Um dos mais notáveis conceitos desenvolvidos por Hannah Arendt (1906-1975) foi o de “natalidade”. A natalidade seria a categoria central da filosofia política, opondo-se à “mortalidade”, que constitui o tema crucial da metafísica, numa linha onde encontramos “a aprendizagem da morte”, de Montaigne, ou o “ser-para-a-morte” de Heidegger. Para Arendt, cada nascimento implica a “capacidade de começar algo de novo”, isto é, a possibilidade da acção. O campo da política é precisamente esse: o agir dos humanos no mundo comum que pelo trabalho e pelas obras se vai construindo. Contudo, só pela acção, entendida como uma relação directa entre seres humanos por palavras e actos, é que é possível escolher a mudança. Só a acção política nos devolve a possibilidade de nos assumirmos como sujeitos do nosso destino, e não como escravos dos nossos próprios instrumentos.

Há décadas que as elites sabem estarmos a caminhar- como sociedade, como regime político, como sistema económico, como actores individuais – para uma explosiva situação global de beco sem saída. A actual gramática da nossa prosperidade está organizada num jogo de soma nula com o Planeta. Já sabemos como seria possível mudar, para viver em paz nesta e com esta nossa única casa, que nos abriga de um universo infinito, hostil e desolado. Contudo, a mesquinha usura de quem manda deixa que PIB mundial cresça na proporção exacta em que destruímos o frágil software que faz da Terra um oásis único de vida e beleza, sem paralelo nem alternativa. A biodiversidade desvanece-se (agora até os insectos estão em risco), a química da atmosfera altera-se contra a vida, transformamos o Oceano numa lixeira cada vez mais ácida. A Natureza está em risco, e nós procrastinamos. Como se fossemos células malignas de uma neoplasia planetária. É das maiorias que nós formamos, que saem líderes venais e brutais para os governos, para as indústrias, para os bancos. O crescimento, gerador de fortunas pornográficas e bilionários-gangsters, vai devorando o futuro. A história transformou-se numa guerra de gerações. E os vivos e os velhos estão a “ganhar” contra os que ainda não nasceram, e os mais jovens.
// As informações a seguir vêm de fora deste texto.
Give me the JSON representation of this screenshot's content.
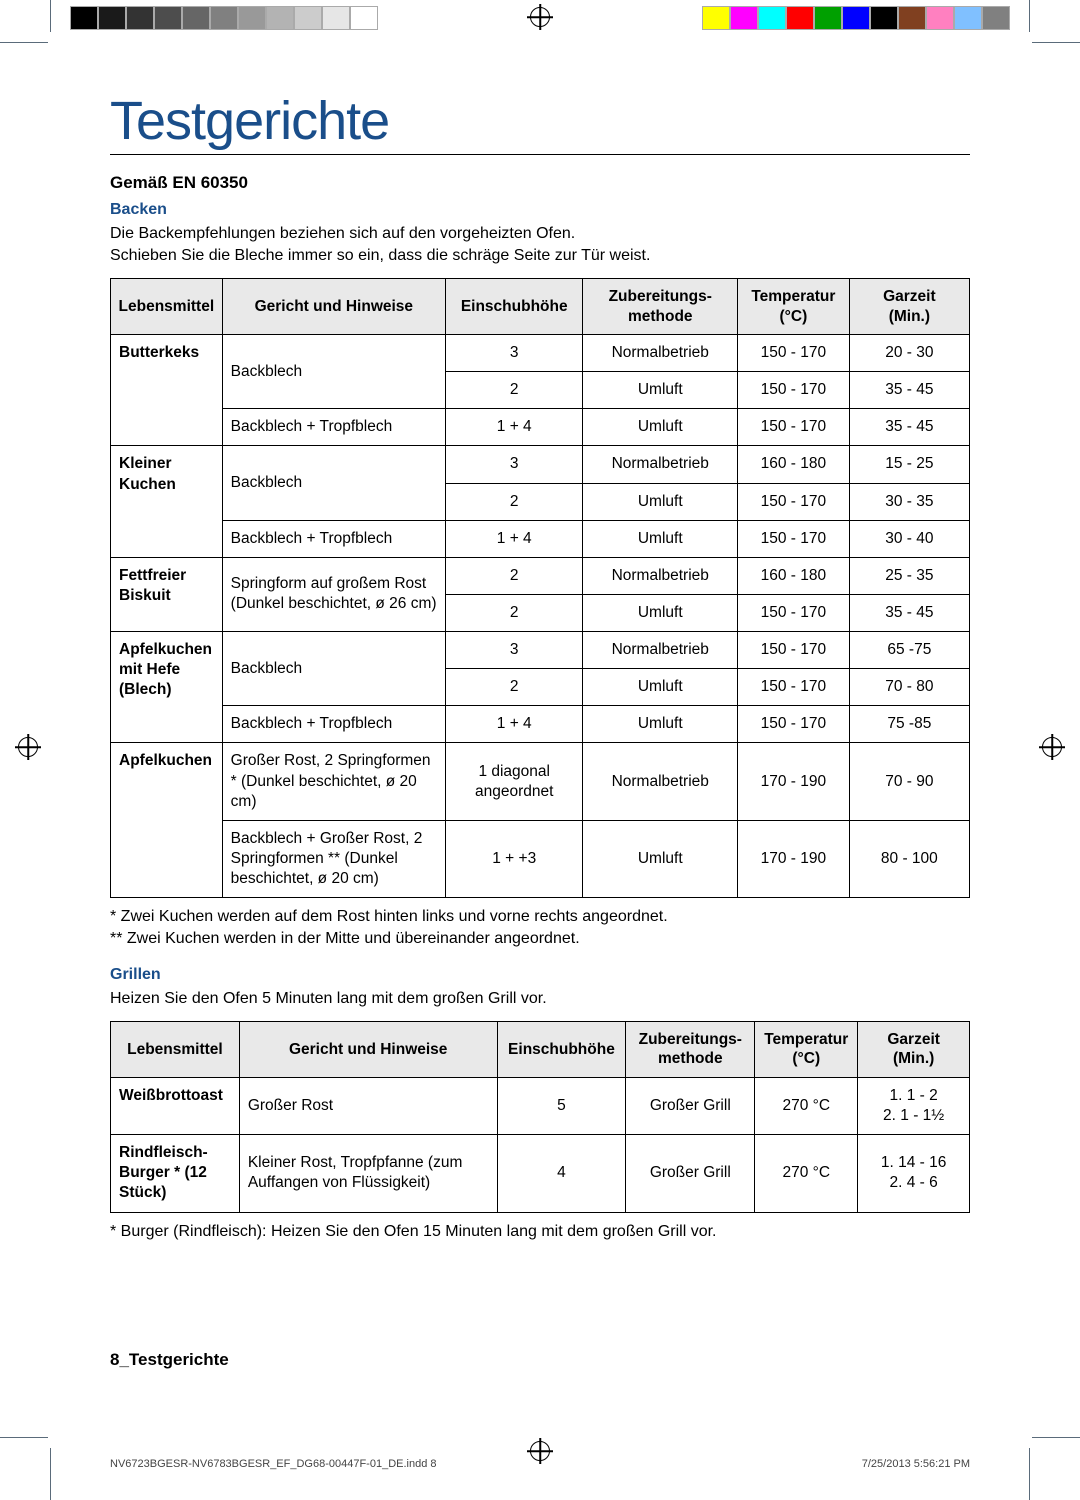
{
  "printmarks": {
    "left_swatches": [
      "#000000",
      "#1a1a1a",
      "#333333",
      "#4d4d4d",
      "#666666",
      "#808080",
      "#999999",
      "#b3b3b3",
      "#cccccc",
      "#e6e6e6",
      "#ffffff"
    ],
    "right_swatches": [
      "#ffff00",
      "#ff00ff",
      "#00ffff",
      "#ff0000",
      "#00a000",
      "#0000ff",
      "#000000",
      "#804020",
      "#ff80c0",
      "#80c0ff",
      "#808080"
    ]
  },
  "title": "Testgerichte",
  "subtitle": "Gemäß EN 60350",
  "sections": {
    "backen": {
      "heading": "Backen",
      "intro1": "Die Backempfehlungen beziehen sich auf den vorgeheizten Ofen.",
      "intro2": "Schieben Sie die Bleche immer so ein, dass die schräge Seite zur Tür weist.",
      "note1": "* Zwei Kuchen werden auf dem Rost hinten links und vorne rechts angeordnet.",
      "note2": "** Zwei Kuchen werden in der Mitte und übereinander angeordnet."
    },
    "grillen": {
      "heading": "Grillen",
      "intro": "Heizen Sie den Ofen 5 Minuten lang mit dem großen Grill vor.",
      "note": "* Burger (Rindfleisch): Heizen Sie den Ofen 15 Minuten lang mit dem großen Grill vor."
    }
  },
  "headers": {
    "food": "Lebensmittel",
    "dish": "Gericht und Hinweise",
    "shelf": "Einschubhöhe",
    "method": "Zubereitungs-\nmethode",
    "temp": "Temperatur\n(°C)",
    "time": "Garzeit\n(Min.)"
  },
  "t1": {
    "r0": {
      "food": "Butterkeks",
      "dish": "Backblech",
      "shelf": "3",
      "method": "Normalbetrieb",
      "temp": "150 - 170",
      "time": "20 - 30"
    },
    "r1": {
      "shelf": "2",
      "method": "Umluft",
      "temp": "150 - 170",
      "time": "35 - 45"
    },
    "r2": {
      "dish": "Backblech + Tropfblech",
      "shelf": "1 + 4",
      "method": "Umluft",
      "temp": "150 - 170",
      "time": "35 - 45"
    },
    "r3": {
      "food": "Kleiner Kuchen",
      "dish": "Backblech",
      "shelf": "3",
      "method": "Normalbetrieb",
      "temp": "160 - 180",
      "time": "15 - 25"
    },
    "r4": {
      "shelf": "2",
      "method": "Umluft",
      "temp": "150 - 170",
      "time": "30 - 35"
    },
    "r5": {
      "dish": "Backblech + Tropfblech",
      "shelf": "1 + 4",
      "method": "Umluft",
      "temp": "150 - 170",
      "time": "30 - 40"
    },
    "r6": {
      "food": "Fettfreier Biskuit",
      "dish": "Springform auf großem Rost (Dunkel beschichtet, ø 26 cm)",
      "shelf": "2",
      "method": "Normalbetrieb",
      "temp": "160 - 180",
      "time": "25 - 35"
    },
    "r7": {
      "shelf": "2",
      "method": "Umluft",
      "temp": "150 - 170",
      "time": "35 - 45"
    },
    "r8": {
      "food": "Apfelkuchen mit Hefe (Blech)",
      "dish": "Backblech",
      "shelf": "3",
      "method": "Normalbetrieb",
      "temp": "150 - 170",
      "time": "65 -75"
    },
    "r9": {
      "shelf": "2",
      "method": "Umluft",
      "temp": "150 - 170",
      "time": "70 - 80"
    },
    "r10": {
      "dish": "Backblech + Tropfblech",
      "shelf": "1 + 4",
      "method": "Umluft",
      "temp": "150 - 170",
      "time": "75 -85"
    },
    "r11": {
      "food": "Apfelkuchen",
      "dish": "Großer Rost, 2 Springformen * (Dunkel beschichtet, ø 20 cm)",
      "shelf": "1 diagonal angeordnet",
      "method": "Normalbetrieb",
      "temp": "170 - 190",
      "time": "70 - 90"
    },
    "r12": {
      "dish": "Backblech + Großer Rost, 2 Springformen ** (Dunkel beschichtet, ø 20 cm)",
      "shelf": "1 + +3",
      "method": "Umluft",
      "temp": "170 - 190",
      "time": "80 - 100"
    }
  },
  "t2": {
    "r0": {
      "food": "Weißbrottoast",
      "dish": "Großer Rost",
      "shelf": "5",
      "method": "Großer Grill",
      "temp": "270 °C",
      "time": "1. 1 - 2\n2. 1 - 1½"
    },
    "r1": {
      "food": "Rindfleisch-Burger * (12 Stück)",
      "dish": "Kleiner Rost, Tropfpfanne (zum Auffangen von Flüssigkeit)",
      "shelf": "4",
      "method": "Großer Grill",
      "temp": "270 °C",
      "time": "1. 14 - 16\n2. 4 - 6"
    }
  },
  "footer": {
    "section": "8_Testgerichte",
    "file": "NV6723BGESR-NV6783BGESR_EF_DG68-00447F-01_DE.indd   8",
    "timestamp": "7/25/2013   5:56:21 PM"
  }
}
É em nome de um futuro com dignidade, que desde Agosto de 2018, uma jovem sueca, então com 15 anos, Greta Thunberg, começou a fazer greve às aulas todas as sextas-feiras, exigindo a transformação do combate às alterações climáticas na prioridade política absoluta. Começou sozinha, mas hoje o seu exemplo cresce como uma bola de neve global. Os estudantes belgas amplificaram o seu gesto, e hoje as greves das sextas-feiras estão por toda a Europa, prevendo-se uma acção mundial para dia 15 de Março. O leitor pode ver e escutar Greta. Seja na leitura de discursos escritos, seja na timidez inteligente que manifesta nas conferências de imprensa. Ela é o rosto do mistério da natalidade. De que os valores podem prevalecer sobre a sua corrupção. De que a humanidade e o seu futuro talvez ainda possam ser redimidos. De que talvez a coragem ética possa vencer a cupidez e o medo.

Viriato Soromenho-Marques

Publicado no “Diário de Notícias” de 2 de Março de 2019, página 31.